Аббат Терре был высокий и нескладный человек с дурной осанкой, уродливым лицом и глубоко посаженными глазами, с начисто лишенной обаяния речью и с трудом изъяснявшийся, но от природы наделенный крепким здоровьем, мощным темпераментом, быстрым восприятием, проницательным умом и превосходной способностью суждения, особенно в делах. В Версальском дворце ему уже давно поручали самые деликатные дела, самые щекотливые доклады, и даже его враги восторгались четкостью и ясностью его слога, точностью и логичностью его изложения вопроса; когда тяжущиеся стороны обращались к нему, чтобы представить ему доводы в отношении их спора, он подытоживал все за и против в этом деле с такой ясностью, что верой в правильность закона проникался даже тот, кому это было невыгодно; кроме того, он был остроумен, циничен и быстр на ответ.

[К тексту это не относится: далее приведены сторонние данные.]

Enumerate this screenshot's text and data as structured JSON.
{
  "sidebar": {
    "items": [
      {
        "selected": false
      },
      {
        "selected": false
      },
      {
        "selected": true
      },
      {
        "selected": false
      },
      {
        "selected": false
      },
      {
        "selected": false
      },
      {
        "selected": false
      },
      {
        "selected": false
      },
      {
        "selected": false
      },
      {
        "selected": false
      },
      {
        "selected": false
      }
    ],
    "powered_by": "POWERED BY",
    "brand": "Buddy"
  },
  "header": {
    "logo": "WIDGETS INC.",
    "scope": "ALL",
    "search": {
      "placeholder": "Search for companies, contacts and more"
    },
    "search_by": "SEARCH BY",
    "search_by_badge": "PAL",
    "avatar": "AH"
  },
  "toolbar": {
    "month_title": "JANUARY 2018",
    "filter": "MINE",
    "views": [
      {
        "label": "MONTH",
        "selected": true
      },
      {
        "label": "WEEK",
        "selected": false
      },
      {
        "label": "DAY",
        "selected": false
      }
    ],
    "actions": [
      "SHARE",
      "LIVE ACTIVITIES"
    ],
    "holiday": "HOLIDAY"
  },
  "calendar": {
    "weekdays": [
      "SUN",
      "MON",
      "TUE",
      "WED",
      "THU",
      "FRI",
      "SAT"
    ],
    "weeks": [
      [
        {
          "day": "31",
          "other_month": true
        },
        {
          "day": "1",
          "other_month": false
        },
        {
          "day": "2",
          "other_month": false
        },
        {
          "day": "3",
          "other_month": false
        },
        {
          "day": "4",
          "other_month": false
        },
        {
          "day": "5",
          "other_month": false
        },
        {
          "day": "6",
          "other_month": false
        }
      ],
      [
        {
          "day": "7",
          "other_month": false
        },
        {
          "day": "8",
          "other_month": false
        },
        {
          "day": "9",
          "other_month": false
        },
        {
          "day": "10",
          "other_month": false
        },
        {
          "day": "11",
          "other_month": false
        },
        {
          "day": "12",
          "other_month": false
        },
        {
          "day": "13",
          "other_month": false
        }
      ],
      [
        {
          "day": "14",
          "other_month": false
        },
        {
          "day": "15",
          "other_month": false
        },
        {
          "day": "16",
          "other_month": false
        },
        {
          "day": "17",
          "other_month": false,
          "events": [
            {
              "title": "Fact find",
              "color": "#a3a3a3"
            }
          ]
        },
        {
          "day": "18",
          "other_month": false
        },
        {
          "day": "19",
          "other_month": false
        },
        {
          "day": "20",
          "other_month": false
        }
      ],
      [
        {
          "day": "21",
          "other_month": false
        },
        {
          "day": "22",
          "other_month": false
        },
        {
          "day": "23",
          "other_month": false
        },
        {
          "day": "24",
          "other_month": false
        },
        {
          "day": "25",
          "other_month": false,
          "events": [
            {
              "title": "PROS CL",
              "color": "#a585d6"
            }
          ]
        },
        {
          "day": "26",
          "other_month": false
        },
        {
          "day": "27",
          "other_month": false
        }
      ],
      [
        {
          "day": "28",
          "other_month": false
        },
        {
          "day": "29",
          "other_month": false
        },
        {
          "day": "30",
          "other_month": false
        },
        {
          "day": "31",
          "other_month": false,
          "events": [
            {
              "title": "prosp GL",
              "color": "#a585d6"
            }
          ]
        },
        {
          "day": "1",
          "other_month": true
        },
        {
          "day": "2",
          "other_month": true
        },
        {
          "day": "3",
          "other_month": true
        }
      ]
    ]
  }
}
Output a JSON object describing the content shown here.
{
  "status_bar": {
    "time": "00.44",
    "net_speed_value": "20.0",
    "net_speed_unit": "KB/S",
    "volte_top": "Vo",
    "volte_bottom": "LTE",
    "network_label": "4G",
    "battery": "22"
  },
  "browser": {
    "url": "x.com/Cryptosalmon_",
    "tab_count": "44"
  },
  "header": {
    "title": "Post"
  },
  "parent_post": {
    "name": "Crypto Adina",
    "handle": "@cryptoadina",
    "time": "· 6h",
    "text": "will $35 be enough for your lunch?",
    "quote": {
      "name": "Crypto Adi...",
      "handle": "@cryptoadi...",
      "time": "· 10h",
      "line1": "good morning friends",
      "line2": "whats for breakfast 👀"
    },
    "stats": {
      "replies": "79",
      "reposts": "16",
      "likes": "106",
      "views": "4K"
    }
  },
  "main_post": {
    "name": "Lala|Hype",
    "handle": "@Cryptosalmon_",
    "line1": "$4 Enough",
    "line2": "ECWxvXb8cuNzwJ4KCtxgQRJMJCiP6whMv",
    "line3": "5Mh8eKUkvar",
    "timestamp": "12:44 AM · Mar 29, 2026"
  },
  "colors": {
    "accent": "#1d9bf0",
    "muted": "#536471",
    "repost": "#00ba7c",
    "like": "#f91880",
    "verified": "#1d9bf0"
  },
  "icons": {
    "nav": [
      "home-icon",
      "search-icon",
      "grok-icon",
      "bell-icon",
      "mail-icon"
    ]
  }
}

— Как вы находите устроенные мною празднества в Версале? — спросил аббата Терре король Людовик XV.

— Я нахожу их бесценными, государь, — ответил аббат.

Эти празднества стоили двадцать миллионов.

— По правде сказать, аббат, — упрекнул его архиепископ Нарбоннский, — вы берете деньги из карманов французов!

— А откуда, по-вашему, я должен их брать? — простодушно ответил аббат.

И потому все поднимали против него крик, но он имел привычку говорить:

— Надо давать возможность кричать тем, с кого сдираешь шкуру.

Парижане пользовались этим разрешением и даже злоупотребляли им.

— У аббата Терре нет совести, — говорили они, — он лишает нас надежды и доводит до нищенства.

Однажды он обнаружил, что улица Пустого Кошелька сменила название: ночью какой-то шутник соскреб прежнюю надпись и написал: «Улица Терре».

Впрочем, он был великим манипулятором в финансовых вопросах; орудовавший деньгами с презрением человека, который всю жизнь только ими и занимался; упразднявший, восстанавливавший, уничтожавший, ликвидировавший; отбиравший у людей четверть, треть и половину доходов; в точности знавший, какой груз может нести на себе несчастный навьюченный осел, который именуется народом, и до каких пор, не ломаясь, может гнуться его спина; делавший все это так, как любой другой делает простое арифметическое вычисление, — одним движением губ, одним взмахом пера, одним росчерком; заставлявший еженедельные газеты месяцами поднимать шум; выпускавший из Бастилии толпы людей, которые оказались там лишь потому, что дурно отзывались о налогах; носивший прозвища Избалованный Ребенок, поскольку он добирался до всего, и Длинный Веник, поскольку, добираясь до всего, он не должен был влезать ни на какие подставки; посмеивавшийся над шутками, которые отпускали в его адрес, и повторявший повсюду остроту того славного малого, который, едва не задохнувшись в толпе, переполнившей Оперу, воскликнул: «Ах, господин аббат Терре, почему вас нет тут, чтобы нас всех уполовинить!»; обладавший черствой душой, но не из-за бесчеловечности своего характера, а из-за своей бесстрастности; пожертвовавший, словно последней из посторонних, баронессой де Лагард, своей любовницей, которую уличили в низкопробном грабеже, и открыто принесший ее в жертву, дабы избежать подозрения в сговоре с ней, он, в конечном счете, всегда применялся к обстоятельствам и готов был перерезать горло своим друзьям, родственникам, братьям и даже самому себе у алтаря Необходимости.